Notice: This is a discussion thread for comments about the SitePoint article, Give Great Service: 5 Essential Tips.

This rule also applies for responding to emails—read them of an evening or weekend, if you must, but don’t respond unless absolutely necessary out of normal hours.

Actually I find the evening a good time to write responses to emails that I haven’t got around to during the day; there’s less distractions. But I don’t actually send the emails until within business hours the following day.

I think I do fairly well at the first four points you’ve made but know I could probably do better on #5 although I find I’m usually too busy either thinking about or working on the next project to remember to follow up on completed projects.

We recently had a software-induced problem on a web site that affected a little over 100 paying customers. Without going into details, this potential fiasco was, I believe, turned around by following these principals:

  1. Take full responsibility immediately.
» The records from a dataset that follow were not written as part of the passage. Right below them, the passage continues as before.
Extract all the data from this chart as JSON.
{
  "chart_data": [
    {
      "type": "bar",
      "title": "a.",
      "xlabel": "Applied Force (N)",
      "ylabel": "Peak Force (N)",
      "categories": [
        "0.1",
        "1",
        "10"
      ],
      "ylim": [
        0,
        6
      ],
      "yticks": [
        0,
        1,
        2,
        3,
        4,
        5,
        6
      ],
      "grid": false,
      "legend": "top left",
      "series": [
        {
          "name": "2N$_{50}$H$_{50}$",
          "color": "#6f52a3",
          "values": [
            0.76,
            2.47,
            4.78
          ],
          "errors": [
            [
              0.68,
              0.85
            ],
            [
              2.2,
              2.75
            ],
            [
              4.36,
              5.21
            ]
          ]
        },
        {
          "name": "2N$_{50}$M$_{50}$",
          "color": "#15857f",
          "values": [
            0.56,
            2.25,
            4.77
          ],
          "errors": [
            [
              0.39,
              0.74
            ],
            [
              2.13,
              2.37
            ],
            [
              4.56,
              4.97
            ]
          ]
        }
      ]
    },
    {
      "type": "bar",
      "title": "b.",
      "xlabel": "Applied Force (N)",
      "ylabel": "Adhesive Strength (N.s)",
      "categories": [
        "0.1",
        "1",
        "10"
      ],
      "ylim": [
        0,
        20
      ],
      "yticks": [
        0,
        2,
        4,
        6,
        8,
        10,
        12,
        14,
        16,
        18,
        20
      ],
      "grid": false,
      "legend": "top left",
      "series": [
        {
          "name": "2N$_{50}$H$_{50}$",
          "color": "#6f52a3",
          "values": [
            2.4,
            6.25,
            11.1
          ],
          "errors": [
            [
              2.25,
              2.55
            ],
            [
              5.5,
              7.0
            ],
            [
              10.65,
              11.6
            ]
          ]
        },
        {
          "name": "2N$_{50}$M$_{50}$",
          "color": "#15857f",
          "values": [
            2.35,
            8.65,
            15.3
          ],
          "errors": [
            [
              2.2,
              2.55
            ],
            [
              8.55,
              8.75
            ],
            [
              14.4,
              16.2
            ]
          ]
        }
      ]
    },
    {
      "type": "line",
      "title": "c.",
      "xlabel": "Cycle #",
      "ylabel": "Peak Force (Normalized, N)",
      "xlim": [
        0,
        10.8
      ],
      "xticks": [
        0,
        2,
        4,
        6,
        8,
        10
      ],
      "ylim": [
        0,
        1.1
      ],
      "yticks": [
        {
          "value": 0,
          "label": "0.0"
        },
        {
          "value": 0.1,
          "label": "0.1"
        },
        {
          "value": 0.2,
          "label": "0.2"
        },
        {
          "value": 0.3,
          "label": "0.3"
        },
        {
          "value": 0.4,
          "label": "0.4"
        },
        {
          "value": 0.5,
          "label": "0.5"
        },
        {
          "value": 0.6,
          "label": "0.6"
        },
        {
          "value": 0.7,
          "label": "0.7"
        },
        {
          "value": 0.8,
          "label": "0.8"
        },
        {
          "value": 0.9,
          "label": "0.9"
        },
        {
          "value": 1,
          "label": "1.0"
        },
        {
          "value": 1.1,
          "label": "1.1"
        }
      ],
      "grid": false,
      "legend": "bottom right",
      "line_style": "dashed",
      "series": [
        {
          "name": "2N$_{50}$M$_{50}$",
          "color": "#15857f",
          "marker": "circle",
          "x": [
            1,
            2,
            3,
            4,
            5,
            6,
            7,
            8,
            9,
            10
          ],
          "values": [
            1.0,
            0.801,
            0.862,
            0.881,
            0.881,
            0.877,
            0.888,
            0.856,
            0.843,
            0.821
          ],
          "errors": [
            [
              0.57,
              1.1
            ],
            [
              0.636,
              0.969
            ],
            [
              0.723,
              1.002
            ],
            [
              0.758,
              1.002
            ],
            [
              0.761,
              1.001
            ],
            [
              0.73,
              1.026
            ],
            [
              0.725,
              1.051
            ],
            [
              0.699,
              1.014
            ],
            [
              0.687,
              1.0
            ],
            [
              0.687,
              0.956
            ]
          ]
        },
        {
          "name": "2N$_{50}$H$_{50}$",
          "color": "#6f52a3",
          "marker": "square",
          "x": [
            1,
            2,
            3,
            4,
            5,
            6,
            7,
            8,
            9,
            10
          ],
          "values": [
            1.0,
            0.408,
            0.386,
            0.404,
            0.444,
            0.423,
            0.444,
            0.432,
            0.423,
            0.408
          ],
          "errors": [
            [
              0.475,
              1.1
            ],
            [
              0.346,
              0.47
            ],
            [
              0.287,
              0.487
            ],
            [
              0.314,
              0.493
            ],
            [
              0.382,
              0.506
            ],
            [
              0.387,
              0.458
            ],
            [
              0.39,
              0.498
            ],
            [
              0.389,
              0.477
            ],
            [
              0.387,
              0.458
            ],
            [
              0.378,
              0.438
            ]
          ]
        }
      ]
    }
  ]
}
Even if the problem is due to an outside resource, let everyone know what you know as to what the problem is and that you’re taking charge to find a solution.

  2. Formulate a plan to fix or alleviate the problem(s) and communicate that to all involved as soon as possible.
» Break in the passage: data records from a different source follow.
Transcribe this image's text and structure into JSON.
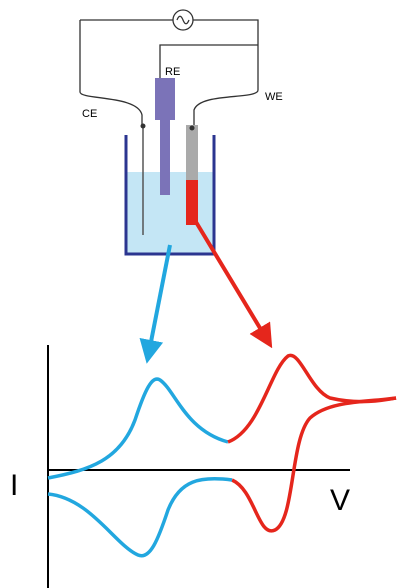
{
  "labels": {
    "re": "RE",
    "ce": "CE",
    "we": "WE",
    "current": "I",
    "voltage": "V"
  }
}
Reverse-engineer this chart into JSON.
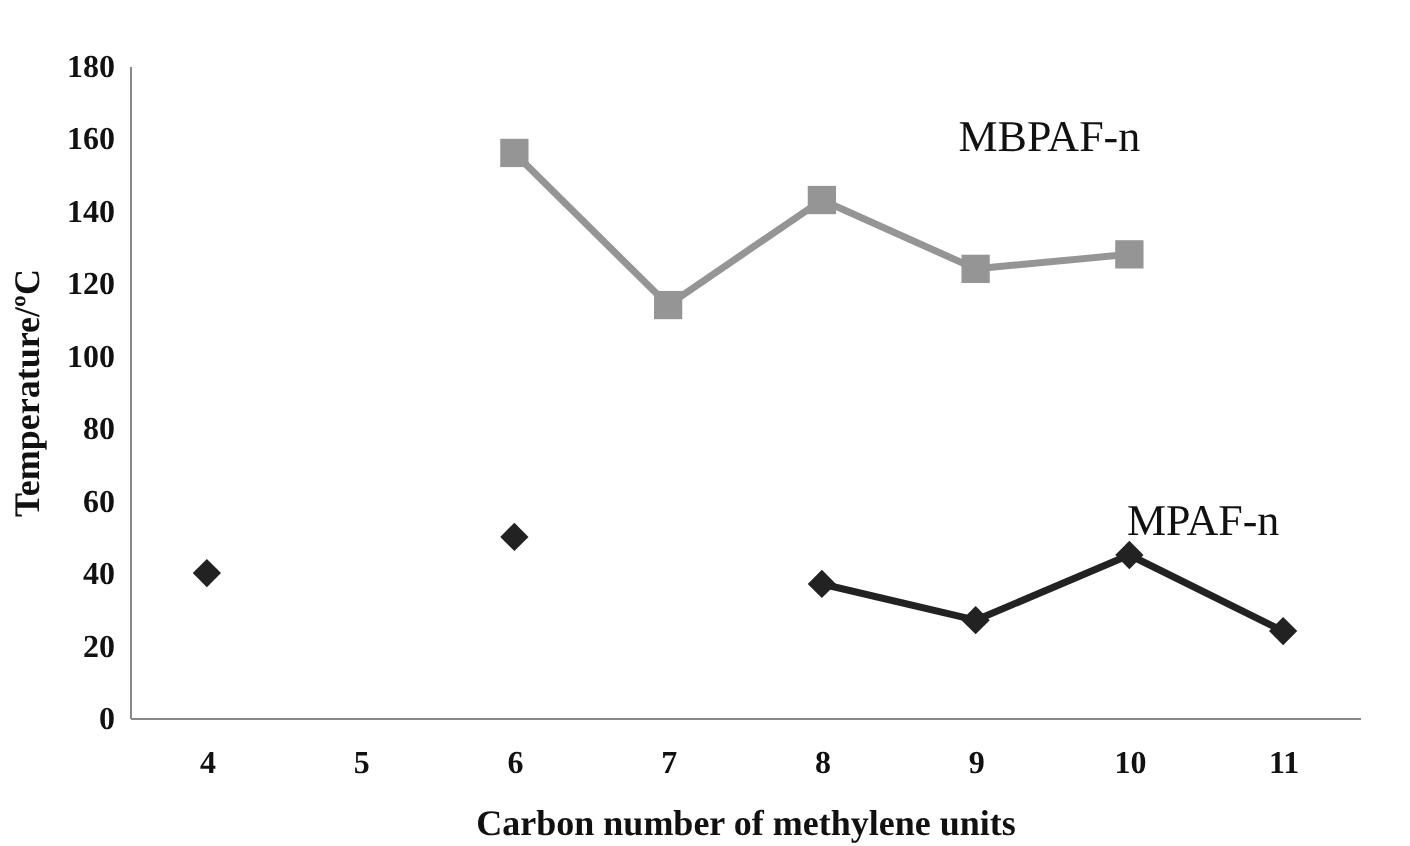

  3. Follow-through with periodic updates, even if there is nothing new to report other than: “we’re still working on it.” Don’t make empty promises, though. If you think it will be fixed tomorrow, be honest and say so.

Over the course of the next two days, the problem was resolved to everyone’s satisfaction. We actually received thank-you letters from people, telling us that they were relieved to know that a) the problem wasn’t their fault, and b) someone cared enough to tell them what was going on. No one cared what the technical problem was, just that we were working hard to resolve it and then did so to their satisfaction. This also gave us credibility when we assured them that it wouldn’t happen again.
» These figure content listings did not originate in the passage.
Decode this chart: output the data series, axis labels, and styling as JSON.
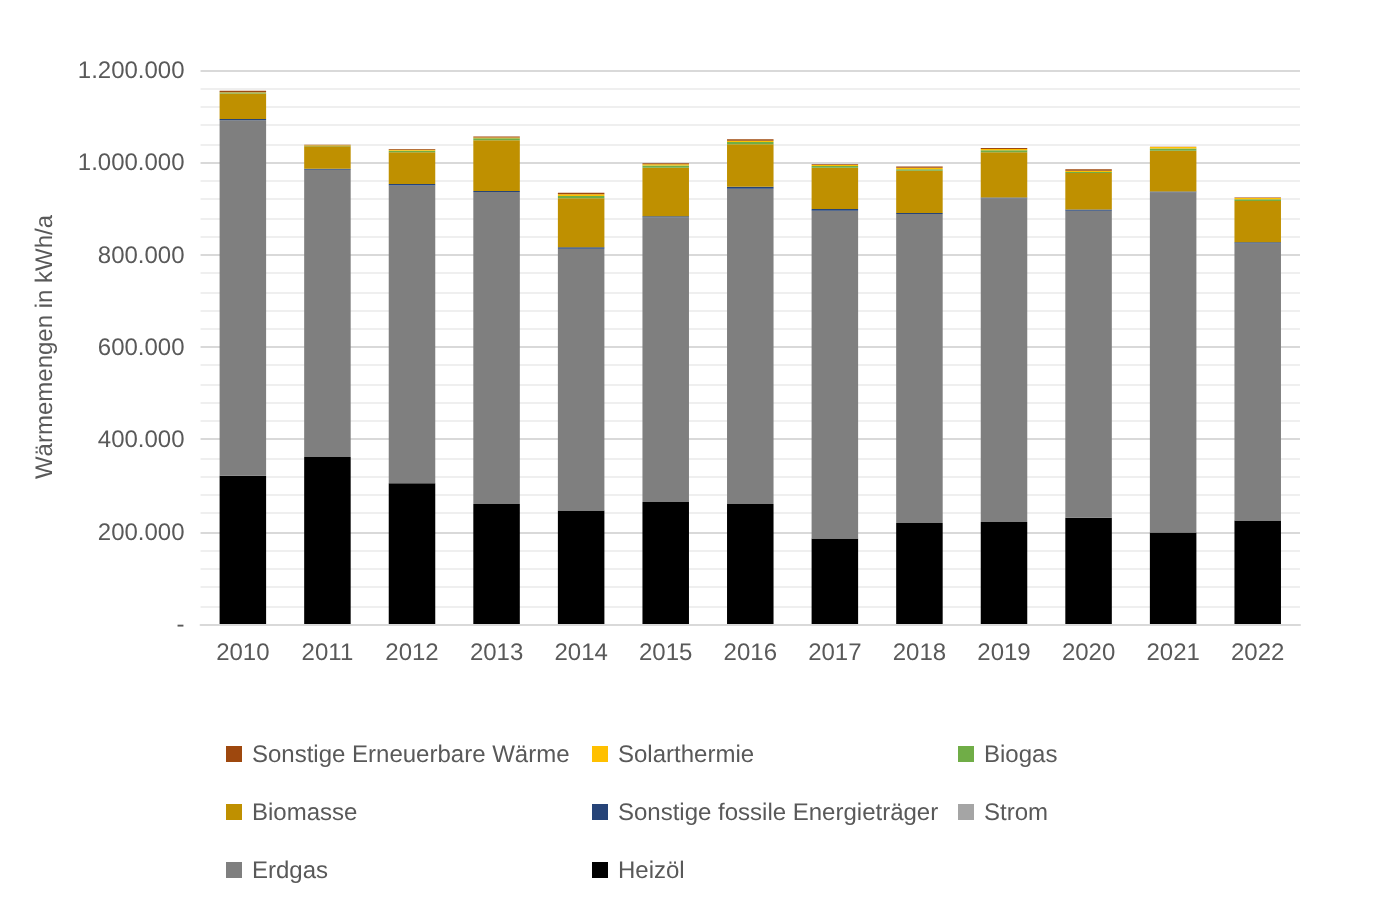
{
  "chart_data": {
    "type": "bar",
    "stacked": true,
    "ylabel": "Wärmemengen in kWh/a",
    "categories": [
      "2010",
      "2011",
      "2012",
      "2013",
      "2014",
      "2015",
      "2016",
      "2017",
      "2018",
      "2019",
      "2020",
      "2021",
      "2022"
    ],
    "series": [
      {
        "name": "Heizöl",
        "color": "#000000",
        "values": [
          321000,
          362000,
          305000,
          260000,
          246000,
          264000,
          260000,
          185000,
          219000,
          221000,
          230000,
          198000,
          224000
        ]
      },
      {
        "name": "Erdgas",
        "color": "#7f7f7f",
        "values": [
          770000,
          622000,
          645000,
          676000,
          567000,
          617000,
          683000,
          710000,
          669000,
          701000,
          665000,
          737000,
          600000
        ]
      },
      {
        "name": "Strom",
        "color": "#a5a5a5",
        "values": [
          0,
          0,
          0,
          0,
          0,
          0,
          0,
          0,
          0,
          0,
          0,
          0,
          0
        ]
      },
      {
        "name": "Sonstige fossile Energieträger",
        "color": "#264478",
        "values": [
          3000,
          2000,
          3000,
          2000,
          3000,
          2000,
          4000,
          4000,
          2000,
          2000,
          3000,
          2000,
          3000
        ]
      },
      {
        "name": "Biomasse",
        "color": "#bf9000",
        "values": [
          55000,
          49000,
          69000,
          110000,
          106000,
          105000,
          92000,
          89000,
          92000,
          98000,
          79000,
          88000,
          89000
        ]
      },
      {
        "name": "Biogas",
        "color": "#70ad47",
        "values": [
          2000,
          1000,
          3000,
          4000,
          5000,
          5000,
          5000,
          4000,
          3000,
          4000,
          2000,
          5000,
          4000
        ]
      },
      {
        "name": "Solarthermie",
        "color": "#ffc000",
        "values": [
          1000,
          1000,
          2000,
          2000,
          4000,
          3000,
          3000,
          2000,
          3000,
          3000,
          3000,
          3000,
          3000
        ]
      },
      {
        "name": "Sonstige Erneuerbare Wärme",
        "color": "#9e480e",
        "values": [
          3000,
          1000,
          2000,
          2000,
          3000,
          2000,
          3000,
          2000,
          3000,
          2000,
          3000,
          1000,
          1000
        ]
      }
    ],
    "ylim": [
      0,
      1200000
    ],
    "yticks": [
      {
        "value": 0,
        "label": "-"
      },
      {
        "value": 200000,
        "label": "200.000"
      },
      {
        "value": 400000,
        "label": "400.000"
      },
      {
        "value": 600000,
        "label": "600.000"
      },
      {
        "value": 800000,
        "label": "800.000"
      },
      {
        "value": 1000000,
        "label": "1.000.000"
      },
      {
        "value": 1200000,
        "label": "1.200.000"
      }
    ],
    "grid": "y",
    "legend": "bottom"
  }
}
The real test will be if our customers renew their contract next year. What we expect to hear is something along the lines of: “they really screwed up, but got on it right away and worked until it was fixed. Stuff happens and they didn’t let us down. We’ll use them again.” Over time, we hope that people will remember the personal support and feeling like they were looking over our shoulders as we made things right again.

One benefit of this was that many people took the time to ask us about other problems they were having that were unrelated to this one, and that kind of feedback gives us the opportunity to make our service better.

I would say the recommendations are really useful and they really work. Especially i would mark out tips 1,2 and 4, these are must-follow in any business.

I myself would mention one more point, it can not always be achieved, however it is really preferable: you should sincerely care for customers and their business. Actually, their business success is your business success, however there are so many business owners who do not realize that.

Also, do not hesitate to suggest customers even more then they expect from you, take active participation, try to give useful advice from your professional point of view. Customers feel when you sincerely try to help them, and they trust you in this case.

I just bought myself a copy of the “The Principles of Successful Freelancing” book, and expected to find a sample copy of a webdesign contract but was dissappointed not to. Is there not a way to make this available to buyers of this book, without having to fork out any more (limited) money?